Regulatory burden and compliance requirements are consuming more and more resources, especially for community banks. The time and effort taken by regulatory compliance divert resources away from customer service. Even more significant, the community banking industry is slowly being crushed under the cumulative weight of regulatory burden, causing many community bankers to seriously consider selling or merging with larger institutions, taking the community bank out of the community.
ICBA urges the Congress and the regulatory agencies to address these issues before it is too late. The regulatory burden from consumer protection rules can be reduced while maintaining appropriate and meaningful consumer protection.
ICBA strongly supports the current efforts of the agencies to reduce regulatory burden, and looks forward to working with the agencies and with Congress to ameliorate these burdens to ensure that the community banking industry in the United States remains vibrant and able to serve our customers and communities.
Thank you for the opportunity to comment. If you have any questions or need any additional information, please contact either of ICBA's regulatory counsels, Robert Rowe and Chris Cole, or ICBA's Director of Payment Policy, Viveca Ware, at 202-659-8111.
Karen M. Thomas
Executive Vice President and Director, Regulatory Relations Group
1 The Independent Community Bankers of America represents the largest constituency of community banks of all sizes and charter types in the nation, and is dedicated exclusively to protecting the interests of the community banking industry.
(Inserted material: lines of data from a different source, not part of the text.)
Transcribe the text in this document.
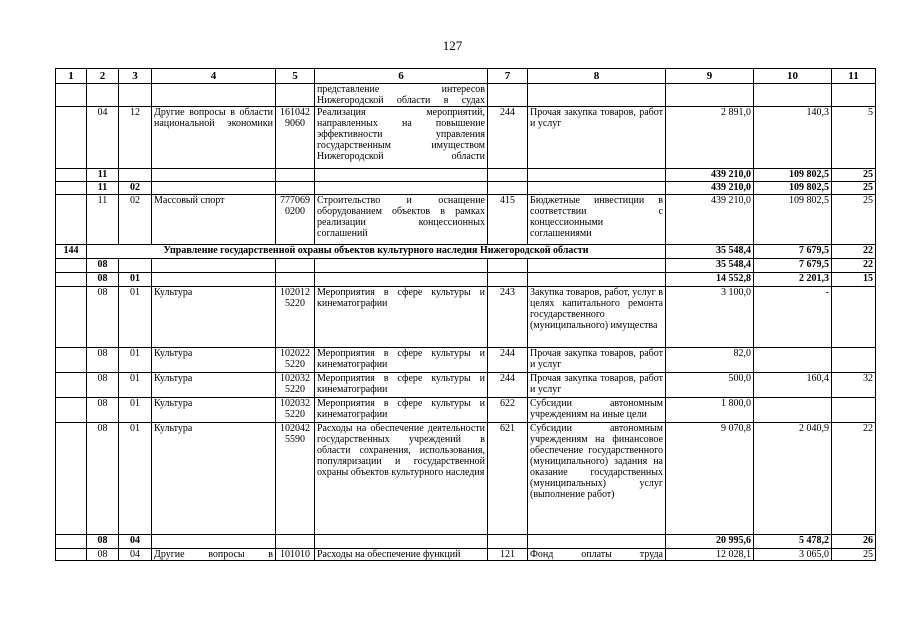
127
1	2	3	4	5	6	7	8	9	10	11
					представление интересов Нижегородской области в судах					
	04	12	Другие вопросы в области национальной экономики	1610429060	Реализация мероприятий, направленных на повышение эффективности управления государственным имуществом Нижегородской области	244	Прочая закупка товаров, работ и услуг	2 891,0	140,3	5
	11							439 210,0	109 802,5	25
	11	02						439 210,0	109 802,5	25
	11	02	Массовый спорт	7770690200	Строительство и оснащение оборудованием объектов в рамках реализации концессионных соглашений	415	Бюджетные инвестиции в соответствии с концессионными соглашениями	439 210,0	109 802,5	25
144	Управление государственной охраны объектов культурного наследия Нижегородской области							35 548,4	7 679,5	22
	08							35 548,4	7 679,5	22
	08	01						14 552,8	2 201,3	15
	08	01	Культура	1020125220	Мероприятия в сфере культуры и кинематографии	243	Закупка товаров, работ, услуг в целях капитального ремонта государственного (муниципального) имущества	3 100,0	-	
	08	01	Культура	1020225220	Мероприятия в сфере культуры и кинематографии	244	Прочая закупка товаров, работ и услуг	82,0		
	08	01	Культура	1020325220	Мероприятия в сфере культуры и кинематографии	244	Прочая закупка товаров, работ и услуг	500,0	160,4	32
	08	01	Культура	1020325220	Мероприятия в сфере культуры и кинематографии	622	Субсидии автономным учреждениям на иные цели	1 800,0		
	08	01	Культура	1020425590	Расходы на обеспечение деятельности государственных учреждений в области сохранения, использования, популяризации и государственной охраны объектов культурного наследия	621	Субсидии автономным учреждениям на финансовое обеспечение государственного (муниципального) задания на оказание государственных (муниципальных) услуг (выполнение работ)	9 070,8	2 040,9	22
	08	04						20 995,6	5 478,2	26
	08	04	Другие вопросы в	101010	Расходы на обеспечение функций	121	Фонд оплаты труда	12 028,1	3 065,0	25
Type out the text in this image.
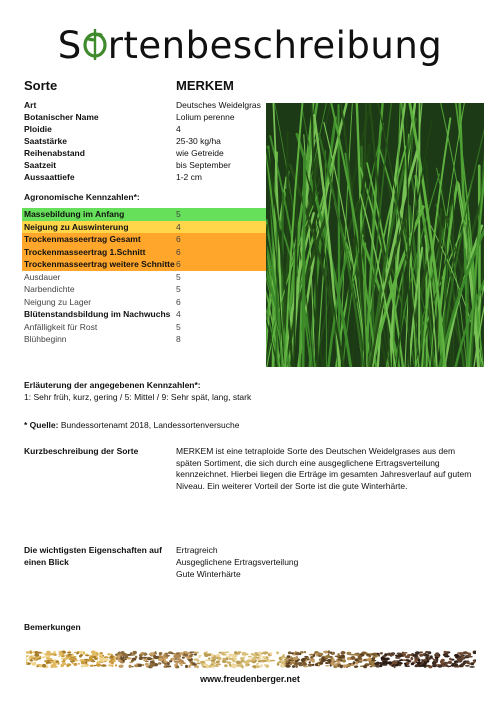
S rtenbeschreibung
Sorte	MERKEM
Art	Deutsches Weidelgras
Botanischer Name	Lolium perenne
Ploidie	4
Saatstärke	25-30 kg/ha
Reihenabstand	wie Getreide
Saatzeit	bis September
Aussaattiefe	1-2 cm
Agronomische Kennzahlen*:
Massebildung im Anfang	5
Neigung zu Auswinterung	4
Trockenmasseertrag Gesamt	6
Trockenmasseertrag 1.Schnitt	6
Trockenmasseertrag weitere Schnitte 6
Ausdauer	5
Narbendichte	5
Neigung zu Lager	6
Blütenstandsbildung im Nachwuchs 4
Anfälligkeit für Rost	5
Blühbeginn	8
Erläuterung der angegebenen Kennzahlen*:
1: Sehr früh, kurz, gering / 5: Mittel / 9: Sehr spät, lang, stark
* Quelle: Bundessortenamt 2018, Landessortenversuche
Kurzbeschreibung der Sorte	MERKEM ist eine tetraploide Sorte des Deutschen Weidelgrases aus dem späten Sortiment, die sich durch eine ausgeglichene Ertragsverteilung kennzeichnet. Hierbei liegen die Erträge im gesamten Jahresverlauf auf gutem Niveau. Ein weiterer Vorteil der Sorte ist die gute Winterhärte.
Die wichtigsten Eigenschaften auf einen Blick
Ertragreich
Ausgeglichene Ertragsverteilung
Gute Winterhärte
Bemerkungen
www.freudenberger.net
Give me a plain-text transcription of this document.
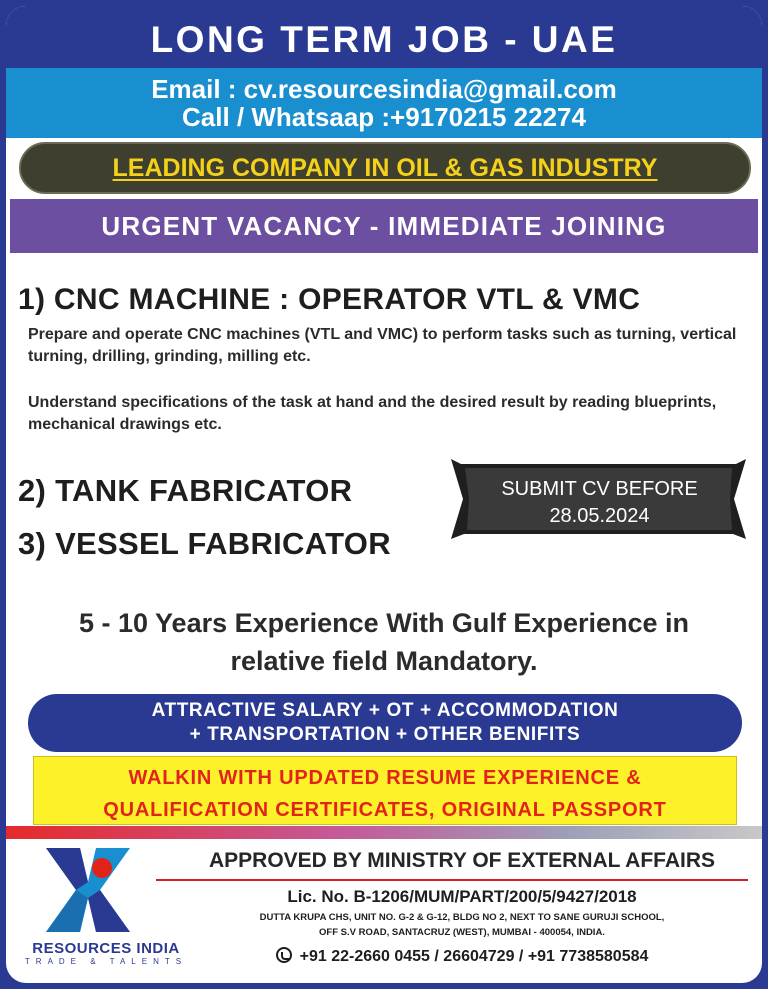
LONG TERM JOB - UAE
Email : cv.resourcesindia@gmail.com
Call / Whatsaap :+9170215 22274
LEADING COMPANY IN OIL & GAS INDUSTRY
URGENT VACANCY - IMMEDIATE JOINING
1) CNC MACHINE : OPERATOR VTL & VMC
Prepare and operate CNC machines (VTL and VMC) to perform tasks such as turning, vertical turning, drilling, grinding, milling etc.
Understand specifications of the task at hand and the desired result by reading blueprints, mechanical drawings etc.
2) TANK FABRICATOR
3) VESSEL FABRICATOR
SUBMIT CV BEFORE
28.05.2024
5 - 10 Years Experience With Gulf Experience in
relative field Mandatory.
ATTRACTIVE SALARY + OT + ACCOMMODATION
+ TRANSPORTATION + OTHER BENIFITS
WALKIN WITH UPDATED RESUME EXPERIENCE &
QUALIFICATION CERTIFICATES, ORIGINAL PASSPORT
RESOURCES INDIA
TRADE & TALENTS
APPROVED BY MINISTRY OF EXTERNAL AFFAIRS
Lic. No. B-1206/MUM/PART/200/5/9427/2018
DUTTA KRUPA CHS, UNIT NO. G-2 & G-12, BLDG NO 2, NEXT TO SANE GURUJI SCHOOL,
OFF S.V ROAD, SANTACRUZ (WEST), MUMBAI - 400054, INDIA.
+91 22-2660 0455 / 26604729 / +91 7738580584
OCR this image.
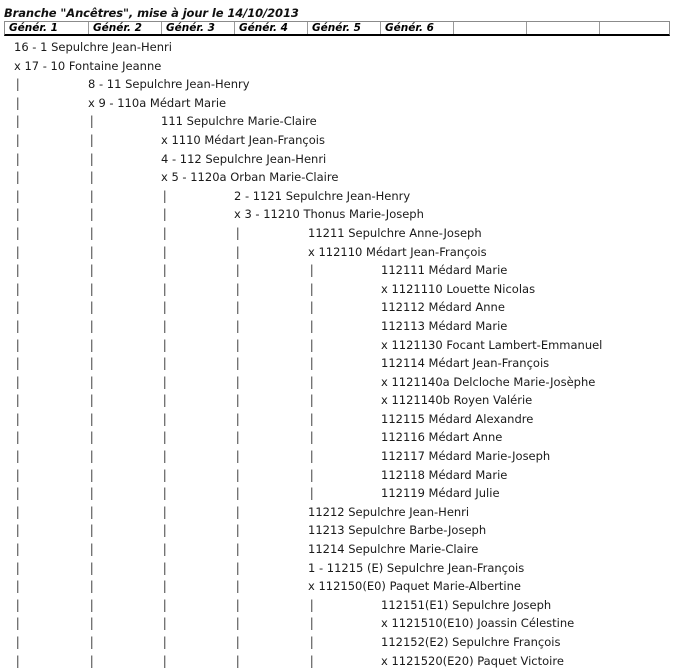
Branche "Ancêtres", mise à jour le 14/10/2013
Génér. 1	Génér. 2	Génér. 3	Génér. 4	Génér. 5	Génér. 6
16 - 1 Sepulchre Jean-Henri
x 17 - 10 Fontaine Jeanne
|	8 - 11 Sepulchre Jean-Henry
|	x 9 - 110a Médart Marie
|	|	111 Sepulchre Marie-Claire
|	|	x 1110 Médart Jean-François
|	|	4 - 112 Sepulchre Jean-Henri
|	|	x 5 - 1120a Orban Marie-Claire
|	|	|	2 - 1121 Sepulchre Jean-Henry
|	|	|	x 3 - 11210 Thonus Marie-Joseph
|	|	|	|	11211 Sepulchre Anne-Joseph
|	|	|	|	x 112110 Médart Jean-François
|	|	|	|	|	112111 Médard Marie
|	|	|	|	|	x 1121110 Louette Nicolas
|	|	|	|	|	112112 Médard Anne
|	|	|	|	|	112113 Médard Marie
|	|	|	|	|	x 1121130 Focant Lambert-Emmanuel
|	|	|	|	|	112114 Médart Jean-François
|	|	|	|	|	x 1121140a Delcloche Marie-Josèphe
|	|	|	|	|	x 1121140b Royen Valérie
|	|	|	|	|	112115 Médard Alexandre
|	|	|	|	|	112116 Médart Anne
|	|	|	|	|	112117 Médard Marie-Joseph
|	|	|	|	|	112118 Médard Marie
|	|	|	|	|	112119 Médard Julie
|	|	|	|	11212 Sepulchre Jean-Henri
|	|	|	|	11213 Sepulchre Barbe-Joseph
|	|	|	|	11214 Sepulchre Marie-Claire
|	|	|	|	1 - 11215 (E) Sepulchre Jean-François
|	|	|	|	x 112150(E0) Paquet Marie-Albertine
|	|	|	|	|	112151(E1) Sepulchre Joseph
|	|	|	|	|	x 1121510(E10) Joassin Célestine
|	|	|	|	|	112152(E2) Sepulchre François
|	|	|	|	|	x 1121520(E20) Paquet Victoire
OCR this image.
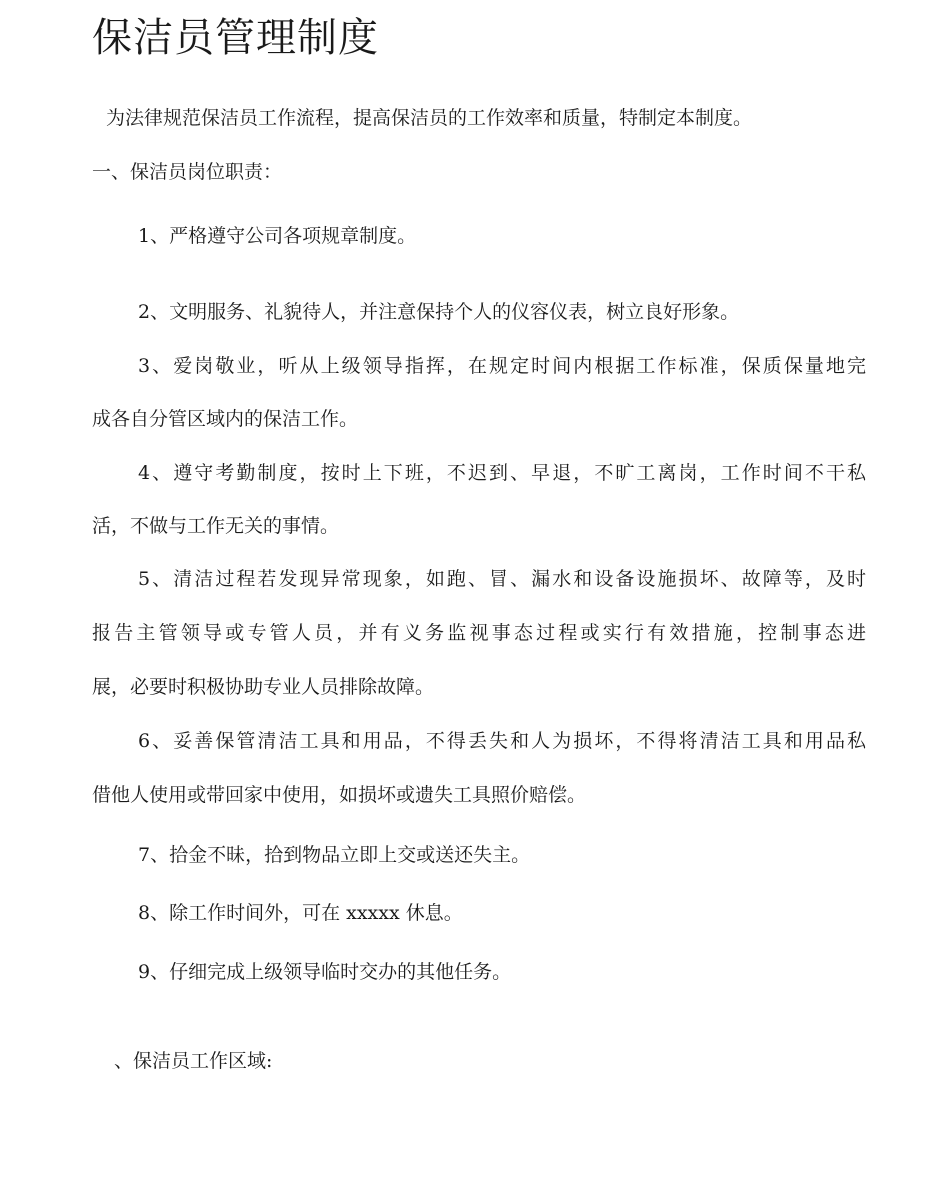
保洁员管理制度

为法律规范保洁员工作流程，提高保洁员的工作效率和质量，特制定本制度。

一、保洁员岗位职责：

1、严格遵守公司各项规章制度。

2、文明服务、礼貌待人，并注意保持个人的仪容仪表，树立良好形象。

3、爱岗敬业，听从上级领导指挥，在规定时间内根据工作标准，保质保量地完

成各自分管区域内的保洁工作。

4、遵守考勤制度，按时上下班，不迟到、早退，不旷工离岗，工作时间不干私

活，不做与工作无关的事情。

5、清洁过程若发现异常现象，如跑、冒、漏水和设备设施损坏、故障等，及时

报告主管领导或专管人员，并有义务监视事态过程或实行有效措施，控制事态进

展，必要时积极协助专业人员排除故障。

6、妥善保管清洁工具和用品，不得丢失和人为损坏，不得将清洁工具和用品私

借他人使用或带回家中使用，如损坏或遗失工具照价赔偿。

7、拾金不昧，拾到物品立即上交或送还失主。

8、除工作时间外，可在 xxxxx 休息。

9、仔细完成上级领导临时交办的其他任务。

、保洁员工作区域:
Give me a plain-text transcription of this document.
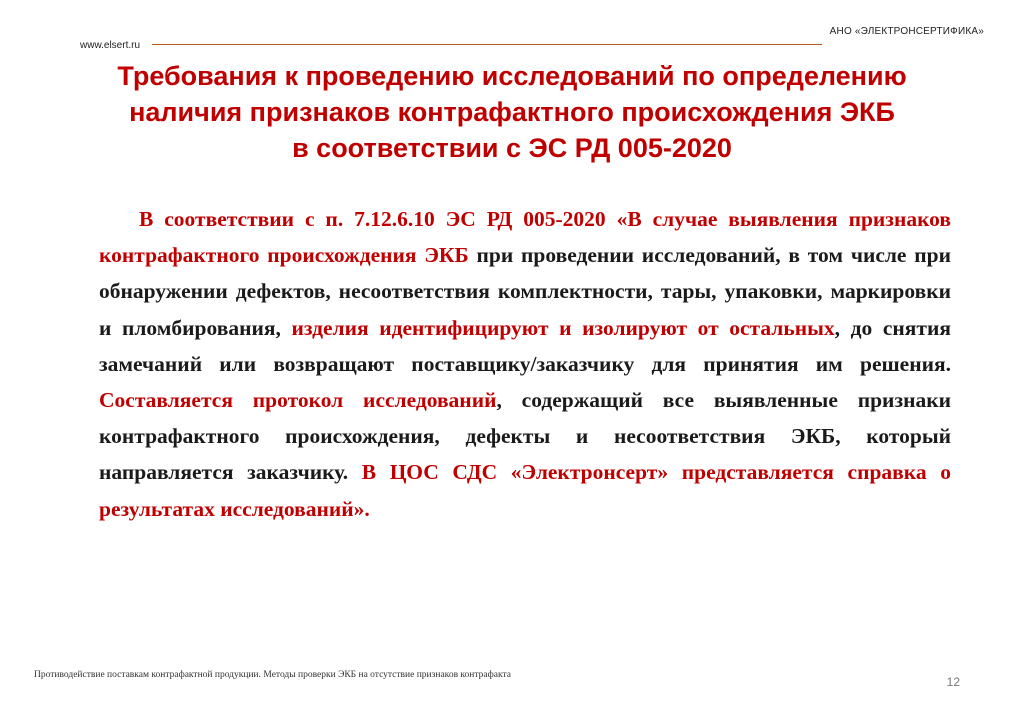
АНО «ЭЛЕКТРОНСЕРТИФИКА»
www.elsert.ru
Требования к проведению исследований по определению
наличия признаков контрафактного происхождения ЭКБ
в соответствии с ЭС РД 005-2020

В соответствии с п. 7.12.6.10 ЭС РД 005-2020 «В случае выявления признаков контрафактного происхождения ЭКБ при проведении исследований, в том числе при обнаружении дефектов, несоответствия комплектности, тары, упаковки, маркировки и пломбирования, изделия идентифицируют и изолируют от остальных, до снятия замечаний или возвращают поставщику/заказчику для принятия им решения. Составляется протокол исследований, содержащий все выявленные признаки контрафактного происхождения, дефекты и несоответствия ЭКБ, который направляется заказчику. В ЦОС СДС «Электронсерт» представляется справка о результатах исследований».

Противодействие поставкам контрафактной продукции. Методы проверки ЭКБ на отсутствие признаков контрафакта	12
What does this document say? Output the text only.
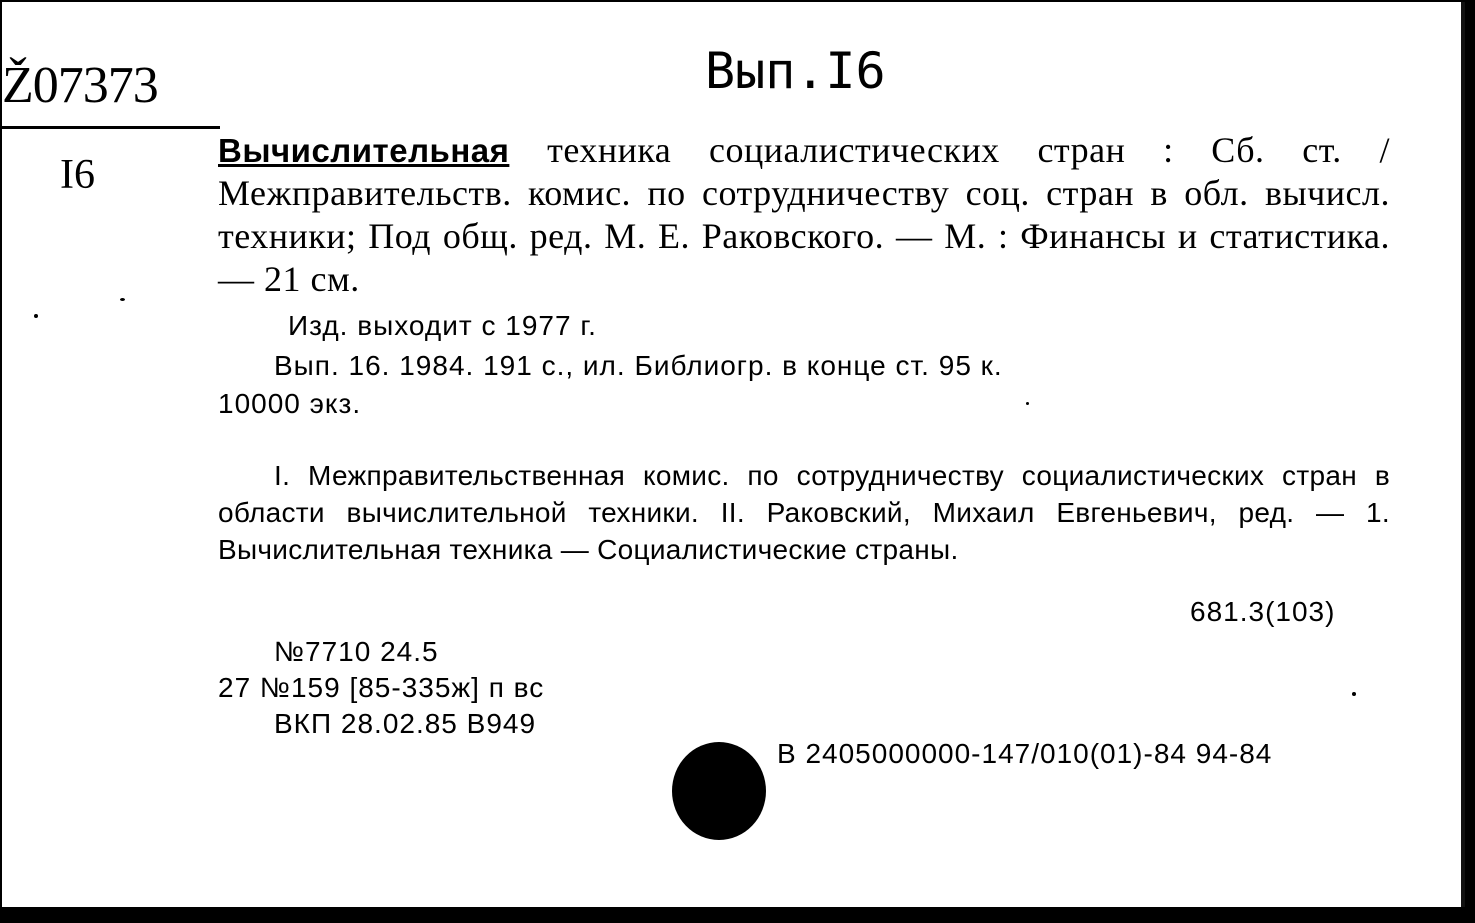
Ž07373
I6
Вып.I6
Вычислительная техника социалистических стран : Сб. ст. / Межправительств. комис. по сотрудничеству соц. стран в обл. вычисл. техники; Под общ. ред. М. Е. Раковского. — М. : Финансы и статистика. — 21 см.
Изд. выходит с 1977 г.
Вып. 16. 1984. 191 с., ил. Библиогр. в конце ст. 95 к.
10000 экз.
I. Межправительственная комис. по сотрудничеству социалистических стран в области вычислительной техники. II. Раковский, Михаил Евгеньевич, ред. — 1. Вычислительная техника — Социалистические страны.
681.3(103)
№7710 24.5
27 №159 [85-335ж] п вс
ВКП 28.02.85 В949
В 2405000000-147/010(01)-84 94-84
ICBA aggregates the power of its members to provide a voice for community banking interests in Washington, resources to enhance community bank education and marketability, and profitability options to help community banks compete in an ever-changing marketplace. For more information, visit ICBA's website at www.icba.org.
2 The Economic Growth and Regulatory Paperwork Reduction Act of 1996.
3 Statement of John M. Reich, Vice Chairman, Federal Deposit Insurance Corporation on Consideration of Regulatory Reform Proposals before the Committee on Banking, Housing and Urban Affairs, United States Senate, June 22, 2004
4 "Small Banks Far From Thriving," American Banker, August 20, 2004, p. 10
5 Remarks by John D. Hawke, Jr., Comptroller of the Currency, October 4, 2004.
6 See 12 CFR Part 14.40 for national banks, 12 CFR Part 208.84 for state member banks, 12 CFR Part 343.40 for state non-member banks, and 12 CFR Part 536.40 for savings associations.